I'm searching for pattern, framework or best practice to deal with a normal problem of application level data synchronisation.

Let us take a good example with only one table to really make it simpler.

  • I've an hard to rely on datasource of product catalog. Data can from time to time be not available or incomplete or sporadic. ( problem might originate from manual data entry error, ETL failure...)

  • I've got a live copy inside a Mysql table being used with a live system. Let us say an internet site.

I have to implement safety mecanism when upgrading the mysql table to "synchronize" with original databases. Listed here are the security criteria and also the solution I an recommending:

  • avoid removing records once they temporarily disappear from datasource => use "erased" boulean/date column or perhaps an archive/history table.

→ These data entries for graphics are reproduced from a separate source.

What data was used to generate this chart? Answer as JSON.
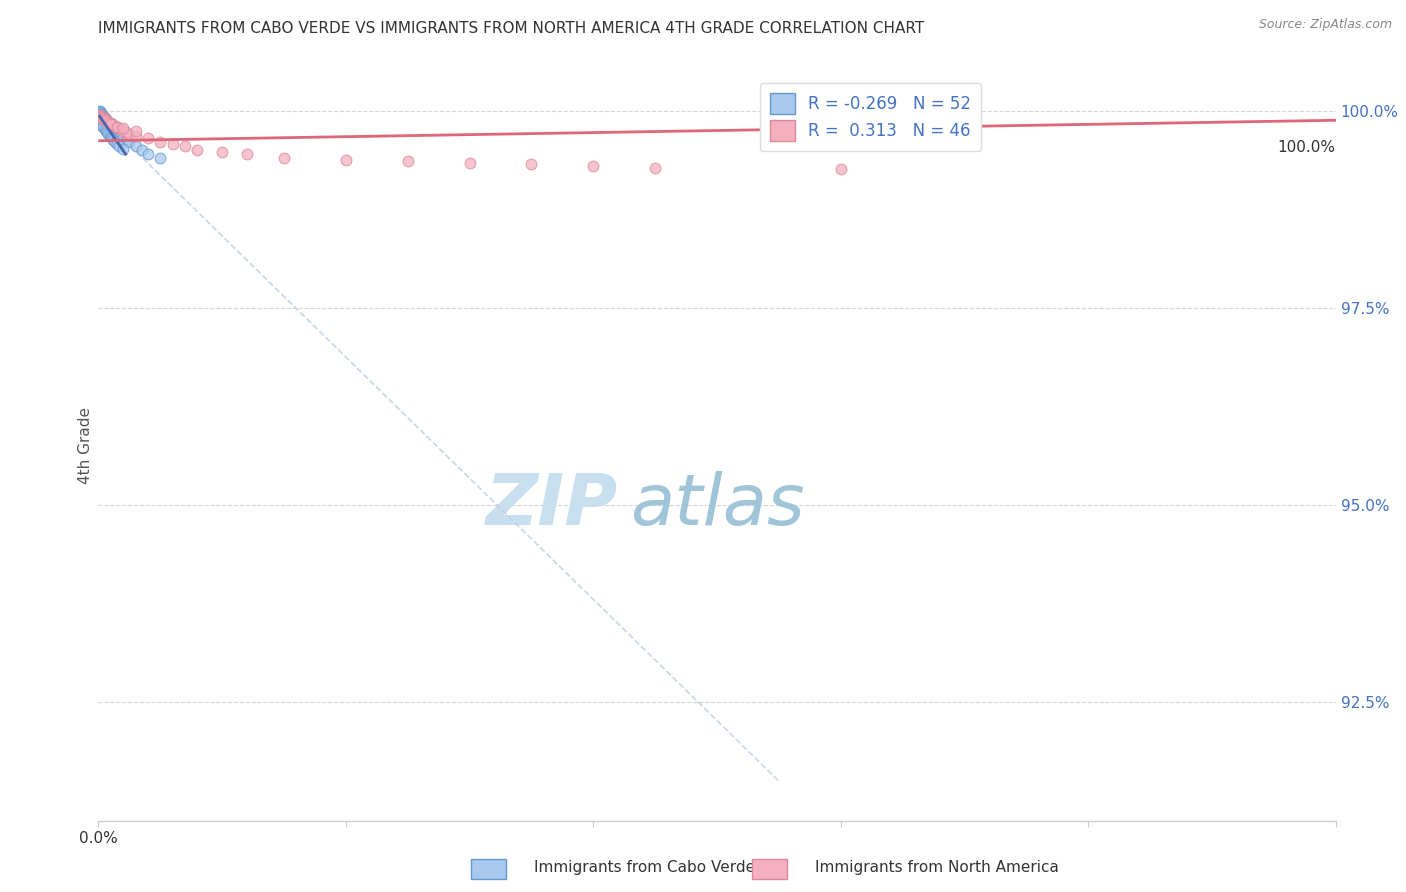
{
  "title": "IMMIGRANTS FROM CABO VERDE VS IMMIGRANTS FROM NORTH AMERICA 4TH GRADE CORRELATION CHART",
  "source": "Source: ZipAtlas.com",
  "ylabel": "4th Grade",
  "ytick_labels": [
    "92.5%",
    "95.0%",
    "97.5%",
    "100.0%"
  ],
  "ytick_values": [
    0.925,
    0.95,
    0.975,
    1.0
  ],
  "xmin": 0.0,
  "xmax": 1.0,
  "ymin": 0.91,
  "ymax": 1.005,
  "r1": -0.269,
  "n1": 52,
  "r2": 0.313,
  "n2": 46,
  "color_blue_fill": "#A8C8F0",
  "color_blue_edge": "#6699CC",
  "color_pink_fill": "#F4B0C0",
  "color_pink_edge": "#DD8899",
  "color_blue_line": "#4466AA",
  "color_pink_line": "#DD6677",
  "color_diag": "#BBCCDD",
  "legend_label1": "Immigrants from Cabo Verde",
  "legend_label2": "Immigrants from North America",
  "cabo_verde_x": [
    0.001,
    0.001,
    0.002,
    0.002,
    0.003,
    0.003,
    0.003,
    0.004,
    0.004,
    0.004,
    0.005,
    0.005,
    0.005,
    0.006,
    0.006,
    0.006,
    0.007,
    0.007,
    0.008,
    0.009,
    0.01,
    0.01,
    0.011,
    0.012,
    0.013,
    0.014,
    0.015,
    0.016,
    0.018,
    0.02,
    0.022,
    0.025,
    0.03,
    0.035,
    0.04,
    0.05,
    0.001,
    0.002,
    0.003,
    0.004,
    0.005,
    0.006,
    0.007,
    0.008,
    0.009,
    0.01,
    0.011,
    0.012,
    0.013,
    0.015,
    0.017,
    0.02
  ],
  "cabo_verde_y": [
    1.0,
    0.9998,
    0.9997,
    0.9996,
    0.9995,
    0.9994,
    0.9993,
    0.9993,
    0.9992,
    0.9991,
    0.9991,
    0.999,
    0.9989,
    0.9989,
    0.9988,
    0.9987,
    0.9987,
    0.9986,
    0.9985,
    0.9984,
    0.9983,
    0.9982,
    0.998,
    0.9978,
    0.9976,
    0.9974,
    0.9972,
    0.997,
    0.9968,
    0.9965,
    0.9962,
    0.996,
    0.9955,
    0.995,
    0.9945,
    0.994,
    0.9985,
    0.9983,
    0.9981,
    0.9979,
    0.9977,
    0.9975,
    0.9973,
    0.9971,
    0.9969,
    0.9967,
    0.9965,
    0.9963,
    0.9961,
    0.9958,
    0.9955,
    0.9952
  ],
  "north_america_x": [
    0.001,
    0.002,
    0.003,
    0.004,
    0.005,
    0.005,
    0.006,
    0.007,
    0.008,
    0.009,
    0.01,
    0.011,
    0.012,
    0.013,
    0.015,
    0.016,
    0.018,
    0.02,
    0.022,
    0.025,
    0.03,
    0.04,
    0.05,
    0.06,
    0.07,
    0.08,
    0.1,
    0.12,
    0.15,
    0.2,
    0.25,
    0.3,
    0.35,
    0.4,
    0.45,
    0.6,
    0.002,
    0.003,
    0.004,
    0.005,
    0.006,
    0.008,
    0.01,
    0.015,
    0.02,
    0.03
  ],
  "north_america_y": [
    0.9995,
    0.9993,
    0.9992,
    0.9991,
    0.999,
    0.9989,
    0.9988,
    0.9987,
    0.9986,
    0.9985,
    0.9984,
    0.9983,
    0.9982,
    0.9981,
    0.998,
    0.9978,
    0.9977,
    0.9975,
    0.9973,
    0.997,
    0.9968,
    0.9965,
    0.996,
    0.9958,
    0.9955,
    0.995,
    0.9948,
    0.9945,
    0.994,
    0.9938,
    0.9936,
    0.9934,
    0.9932,
    0.993,
    0.9928,
    0.9926,
    0.9992,
    0.9991,
    0.999,
    0.9988,
    0.9987,
    0.9985,
    0.9983,
    0.998,
    0.9978,
    0.9975
  ],
  "watermark_zip_color": "#C8DFF0",
  "watermark_atlas_color": "#A0C4D8"
}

  • look for sporadic changes => configure rules per posts for example : should not change, should only increment,

  • look for integrity problem => (standard problem, no reason talking about approach)

  • capability to rollback last sync=> restore from history table ? make use of a version corporation/date column ?

Things I am searching for is better practice and pattern/tool to deal with such problem. Otherwise you aren't pointing towards the solution, I'd be grateful associated with a key phrases suggestion that will me limit which area of expert knowledge to understand more about.

We have a similar problem posting data from web statistics companies - they suffer exactly the same problems as the catalog. This is exactly what we did:

  • Every import/sync is designated a distinctive id (auto_increment int64)
  • Every table includes a history table that's just like the initial, but comes with an additional column "replaced_id" which will get the import-id from the import, that transformed the row (deletion is really a change) and also the primary secret is (row_id,replaced_id)
  • Every UPDATE copies the row towards the history table before altering it
  • Every Remove moves the row towards the history table

This will make rollback super easy:

  • Discover the import_id from the bad import
  • REPLACE INTO main_table SELECT <everything but superseded_id> FROM history table WHERE superseded_id=<bad import id>
  • DELETE FROM history_table WHERE superseded_id>=<bad import id>

For databases, where performance is a concern, we all do this inside a secondary database on the different server, then copy the found-to-be-good primary table towards the production database right into a new table main_table_$id with $id being the greatest import id and also have primary_table be considered a trivial view to SELECT * FROM main_table_$someid. Now by changing the vista to SELECT * FROM main_table_$newid we are able to atomically swicth the table.